Our research Centre is set up in an open, unfenced area within the Samburu National Game Reserve. The most frequent visitors are wild animals; especially the elephants who feel quite at home here. Yeager and his friends Sarara, Malasso and Machu Picchu are often seen strutting their huge selves around camp feeding on the juicy acacia pods. What a blessing it was to get a nosy inspection from Sarara, as work wound to a close in November 2014!
As a special treat, the whole entourage then left for a game drive where they had first hand experiences meeting the elephant families of Samburu.
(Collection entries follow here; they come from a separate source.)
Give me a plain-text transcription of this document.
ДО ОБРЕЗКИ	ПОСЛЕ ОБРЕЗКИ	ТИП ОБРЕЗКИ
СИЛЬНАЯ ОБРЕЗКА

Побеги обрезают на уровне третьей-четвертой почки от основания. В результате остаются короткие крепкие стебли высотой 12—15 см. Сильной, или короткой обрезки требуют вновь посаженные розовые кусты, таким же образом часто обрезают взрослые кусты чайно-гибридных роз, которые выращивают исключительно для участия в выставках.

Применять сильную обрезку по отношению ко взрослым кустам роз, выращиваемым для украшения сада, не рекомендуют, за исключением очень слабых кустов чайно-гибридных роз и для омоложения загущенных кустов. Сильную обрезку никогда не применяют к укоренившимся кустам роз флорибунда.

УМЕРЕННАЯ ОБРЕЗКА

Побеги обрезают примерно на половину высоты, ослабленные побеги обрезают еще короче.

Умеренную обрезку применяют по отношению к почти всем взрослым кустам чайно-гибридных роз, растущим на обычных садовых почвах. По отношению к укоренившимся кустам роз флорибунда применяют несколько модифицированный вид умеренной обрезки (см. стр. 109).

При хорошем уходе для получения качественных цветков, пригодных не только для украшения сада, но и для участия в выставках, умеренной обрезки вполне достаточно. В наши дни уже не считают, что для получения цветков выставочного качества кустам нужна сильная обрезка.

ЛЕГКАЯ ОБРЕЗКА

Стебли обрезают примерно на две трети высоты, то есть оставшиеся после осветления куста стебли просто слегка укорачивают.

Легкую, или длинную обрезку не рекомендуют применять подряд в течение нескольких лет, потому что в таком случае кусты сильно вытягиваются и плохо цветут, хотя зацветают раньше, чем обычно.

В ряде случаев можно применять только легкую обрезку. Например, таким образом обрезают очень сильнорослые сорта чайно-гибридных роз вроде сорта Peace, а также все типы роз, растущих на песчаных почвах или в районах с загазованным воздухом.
Our researchers picked their interests with tales of lineages and history as well as poaching tragedies that left some families without matriarchs. The Swahilis is one of the orphaned families that has had to cope with figuring out life in the absence of their mothers, who of course had tonnes knowledge and survival skills passed from generation to generation.
At the core of STE’s mandate is international awareness and community outreach. The Centre, funded by the Krupp Foundation will host schoolchildren, local and international guests and policy makers to create a better understanding of our work in Samburu, Tsavo and other areas of operation.
We would like to thank the Krupp Foundation for the generous contribution towards the building and equipping of our visitor’s Centre.